Reputation Management

Four Best Ways to Protect Your Hard-Earned Reputation

National Ethics Association - Saturday, November 19, 2011
Concerned about your online reputation? Don’t have money to hire an expensive reputation-management firm? Relax. You can implement strategies on your own to enhance how prospects and clients perceive you.

At the National Ethics Association, we believe in running the most ethical and operationally excellent business possible. That is the ultimate way to build a strong reputation. And this isn’t something you do in a day, a week, or even a month. Building reputation the old fashioned way depends on making the right choices in every area of your business month after month, year after year.

But once you commit to doing so, there are some easy and practical steps you can take to better protect and grow your reputation online. Here are four of them:

1. Take control of your identity. First thing to do: Control the use of your identity on the Internet. That means setting up accounts in your business name (or your personal name) on sites such as Facebook, LinkedIn, Twitter, YouTube, WordPress, and Naymz. Why go through the bother of setting up accounts you have no plans to use? Because this prevents a competitor or disgruntled customer from doing so and using them to launch a smear campaign. Since there are hundreds of potential sites out there, doing this even for only the top sites will be tedious. Fortunately, KnowEm.com will check the major social networking sites for you and tell you which sites are still available. Then for an additional fee, it can claim your name on all those sites.
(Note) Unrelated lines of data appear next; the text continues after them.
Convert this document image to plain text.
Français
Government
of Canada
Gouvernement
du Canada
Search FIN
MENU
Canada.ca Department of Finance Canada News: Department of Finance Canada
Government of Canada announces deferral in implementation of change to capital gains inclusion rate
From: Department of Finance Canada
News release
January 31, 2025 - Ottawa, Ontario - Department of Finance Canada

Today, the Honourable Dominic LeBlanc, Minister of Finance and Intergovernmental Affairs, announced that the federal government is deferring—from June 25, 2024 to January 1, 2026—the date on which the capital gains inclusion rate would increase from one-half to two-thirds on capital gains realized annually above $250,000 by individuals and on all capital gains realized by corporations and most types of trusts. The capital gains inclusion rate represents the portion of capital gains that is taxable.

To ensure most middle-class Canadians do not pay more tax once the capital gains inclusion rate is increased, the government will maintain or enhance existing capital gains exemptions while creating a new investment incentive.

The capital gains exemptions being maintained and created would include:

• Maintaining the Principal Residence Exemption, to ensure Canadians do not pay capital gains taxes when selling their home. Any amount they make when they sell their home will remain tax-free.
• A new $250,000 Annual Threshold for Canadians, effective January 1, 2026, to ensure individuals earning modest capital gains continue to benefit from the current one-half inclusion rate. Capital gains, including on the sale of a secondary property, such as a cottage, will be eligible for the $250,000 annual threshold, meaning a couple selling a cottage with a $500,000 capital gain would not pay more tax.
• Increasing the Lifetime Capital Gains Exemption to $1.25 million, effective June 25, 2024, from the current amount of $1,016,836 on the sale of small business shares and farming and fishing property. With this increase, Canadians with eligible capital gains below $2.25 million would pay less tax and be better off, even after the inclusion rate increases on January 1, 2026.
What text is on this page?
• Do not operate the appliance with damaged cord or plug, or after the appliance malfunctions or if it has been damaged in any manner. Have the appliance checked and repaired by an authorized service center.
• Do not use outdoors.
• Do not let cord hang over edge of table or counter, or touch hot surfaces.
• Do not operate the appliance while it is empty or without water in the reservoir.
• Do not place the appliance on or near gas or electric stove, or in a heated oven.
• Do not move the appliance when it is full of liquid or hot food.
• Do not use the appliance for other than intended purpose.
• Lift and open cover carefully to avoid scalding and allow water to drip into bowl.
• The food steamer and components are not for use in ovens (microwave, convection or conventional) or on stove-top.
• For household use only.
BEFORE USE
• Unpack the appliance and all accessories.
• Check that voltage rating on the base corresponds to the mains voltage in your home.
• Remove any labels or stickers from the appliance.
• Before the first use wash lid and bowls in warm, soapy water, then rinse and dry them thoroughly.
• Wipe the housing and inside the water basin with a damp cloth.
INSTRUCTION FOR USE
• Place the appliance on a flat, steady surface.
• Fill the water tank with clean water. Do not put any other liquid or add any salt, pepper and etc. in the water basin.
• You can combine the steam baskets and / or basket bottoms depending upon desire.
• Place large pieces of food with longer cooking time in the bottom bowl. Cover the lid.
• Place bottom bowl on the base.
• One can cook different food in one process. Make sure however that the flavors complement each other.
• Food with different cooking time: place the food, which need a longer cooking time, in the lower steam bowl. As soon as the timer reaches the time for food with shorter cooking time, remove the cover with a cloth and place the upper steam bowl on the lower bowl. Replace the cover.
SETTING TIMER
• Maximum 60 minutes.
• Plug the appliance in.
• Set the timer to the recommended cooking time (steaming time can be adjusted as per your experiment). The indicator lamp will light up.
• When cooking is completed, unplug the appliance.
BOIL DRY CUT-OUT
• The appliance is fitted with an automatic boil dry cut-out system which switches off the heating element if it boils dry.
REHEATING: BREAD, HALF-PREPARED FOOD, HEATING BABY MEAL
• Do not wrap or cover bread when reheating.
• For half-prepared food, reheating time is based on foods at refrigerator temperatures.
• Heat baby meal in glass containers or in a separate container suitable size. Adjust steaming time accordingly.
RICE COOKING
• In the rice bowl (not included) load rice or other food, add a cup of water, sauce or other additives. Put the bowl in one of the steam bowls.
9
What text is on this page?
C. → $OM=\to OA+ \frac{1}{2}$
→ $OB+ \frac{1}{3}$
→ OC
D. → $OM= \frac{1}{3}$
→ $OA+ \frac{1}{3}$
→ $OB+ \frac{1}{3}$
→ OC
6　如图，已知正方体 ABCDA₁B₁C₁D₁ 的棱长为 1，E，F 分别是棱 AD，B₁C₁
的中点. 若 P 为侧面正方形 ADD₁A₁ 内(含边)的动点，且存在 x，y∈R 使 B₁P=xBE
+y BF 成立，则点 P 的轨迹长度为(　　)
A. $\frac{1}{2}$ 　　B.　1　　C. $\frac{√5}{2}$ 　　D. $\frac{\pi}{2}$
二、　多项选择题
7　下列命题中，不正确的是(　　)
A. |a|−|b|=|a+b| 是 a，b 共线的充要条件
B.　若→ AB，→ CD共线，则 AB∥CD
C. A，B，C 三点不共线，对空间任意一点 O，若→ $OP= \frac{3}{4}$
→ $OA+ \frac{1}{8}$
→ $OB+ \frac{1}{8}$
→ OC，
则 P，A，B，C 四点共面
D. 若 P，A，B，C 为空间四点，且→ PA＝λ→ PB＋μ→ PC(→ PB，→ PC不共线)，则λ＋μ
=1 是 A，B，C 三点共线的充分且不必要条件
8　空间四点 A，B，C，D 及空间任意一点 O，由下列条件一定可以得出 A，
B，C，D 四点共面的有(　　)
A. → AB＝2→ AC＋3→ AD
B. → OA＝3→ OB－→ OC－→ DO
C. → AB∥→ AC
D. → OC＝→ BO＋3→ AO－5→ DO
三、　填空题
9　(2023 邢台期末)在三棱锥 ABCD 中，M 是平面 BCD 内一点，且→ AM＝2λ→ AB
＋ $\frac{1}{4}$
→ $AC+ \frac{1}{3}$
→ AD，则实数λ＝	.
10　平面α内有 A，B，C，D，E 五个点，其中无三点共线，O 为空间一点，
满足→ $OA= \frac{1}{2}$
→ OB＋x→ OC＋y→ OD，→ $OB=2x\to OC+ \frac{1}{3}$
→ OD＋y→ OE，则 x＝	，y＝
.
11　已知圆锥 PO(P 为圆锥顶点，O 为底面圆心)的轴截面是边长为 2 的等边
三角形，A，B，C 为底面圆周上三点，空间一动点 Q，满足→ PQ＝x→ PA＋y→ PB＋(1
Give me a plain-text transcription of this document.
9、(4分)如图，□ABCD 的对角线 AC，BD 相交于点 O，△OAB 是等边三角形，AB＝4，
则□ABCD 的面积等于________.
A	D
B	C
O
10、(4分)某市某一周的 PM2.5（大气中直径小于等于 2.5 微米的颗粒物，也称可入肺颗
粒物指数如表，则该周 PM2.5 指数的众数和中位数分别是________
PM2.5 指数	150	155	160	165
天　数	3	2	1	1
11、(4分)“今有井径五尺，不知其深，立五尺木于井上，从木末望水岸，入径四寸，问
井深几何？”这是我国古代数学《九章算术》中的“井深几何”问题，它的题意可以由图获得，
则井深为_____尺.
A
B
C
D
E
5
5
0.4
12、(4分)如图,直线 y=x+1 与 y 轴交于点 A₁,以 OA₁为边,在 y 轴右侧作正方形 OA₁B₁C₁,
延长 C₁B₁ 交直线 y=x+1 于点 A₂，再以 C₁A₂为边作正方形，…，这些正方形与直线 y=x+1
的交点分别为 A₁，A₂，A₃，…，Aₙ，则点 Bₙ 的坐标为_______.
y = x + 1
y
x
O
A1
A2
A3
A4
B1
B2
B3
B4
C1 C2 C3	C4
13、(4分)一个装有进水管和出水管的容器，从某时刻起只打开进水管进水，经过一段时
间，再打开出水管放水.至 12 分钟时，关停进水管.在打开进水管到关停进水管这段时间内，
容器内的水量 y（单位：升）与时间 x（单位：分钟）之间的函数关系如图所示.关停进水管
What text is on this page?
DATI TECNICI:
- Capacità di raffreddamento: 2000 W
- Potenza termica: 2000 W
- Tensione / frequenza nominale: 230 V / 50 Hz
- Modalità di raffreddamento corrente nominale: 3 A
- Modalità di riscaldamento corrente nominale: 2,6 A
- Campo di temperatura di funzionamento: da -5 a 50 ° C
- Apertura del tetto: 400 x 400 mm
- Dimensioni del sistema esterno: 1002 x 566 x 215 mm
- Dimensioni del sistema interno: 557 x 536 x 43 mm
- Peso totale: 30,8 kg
2. Track what people are saying about you online. Your best resource: Google Alerts. This service is great for tracking mentions on the web, news, blogs, video, and groups. But don’t just search for your personal name. Also request alerts for product names, brand names, and names of key employees. By clicking on all five Google Alert options, it will search everything for you. Also consider using the free Google Reader service. Just ask Google to send your alert as an RSS feed to Google Reader, which displays them beautifully. Also consider saving searches on Yahoo Alerts and Twitter and running them on Technorati (for blogs) and Monitor This (for multiple search engines). You can also search discussion boards (Google Groups and Yahoo Groups, for instance) with boardtracker.com.

3. Start growing your online reputation. Your two main options are thought-leadership publishing and social network engagement. For the first, make sure your web site is stocked with well-written content that conveys your professional strengths, all properly seeded with your name (be consistent) and desired search-engine terms. Also consider sharing your insights in a company newsletter, blog, or podcast. You can also repurpose much of your content on industry publications and blogs. Other avenues for establishing your authority include hosting a meet up (on Meetup.com), answering questions on Yahoo.com and LinkedIn, hosting a special event, issuing press releases, and posting a video on YouTube. But don’t stop there. A big part of enhancing your reputation is not just publishing content, but also engaging with people on your industry’s social networks, forums, and groups. Strive to be polite and helpful at all times on such groups, and never spam members with overtly promotional content.

4. Respond appropriately to online criticism. If you have an online presence, it will only be a matter of time before someone attacks your reputation. The best way to respond: Acknowledge the negative comment as quickly as possible. Then research the situation to determine if the claim is true or false. If it’s true, apologize and offer to rectify the problem offline. If the negative comment is out of proportion or unbalanced, feel free to put it in its proper context. However, if the comment is false, ask the site owner to retract or remove it. If the site owner doesn’t respond, be sure to correct the attack in the article’s, review’s, or post’s comment section.

The whole field of online reputation management can be complex. And there is a lot riding on maintaining a sterling professional reputation. So if you come under serious attack, it may be time to call in a reputation-management expert. But for the vast majority of firms, the above four strategies will suffice.

Finally, never forget that your reputation will only reflect the underlying nature of your business. If you strive to be ethically and operationally excellent, your reputation will be excellent, too. And the better it is, the more immune it will be to malicious attacks.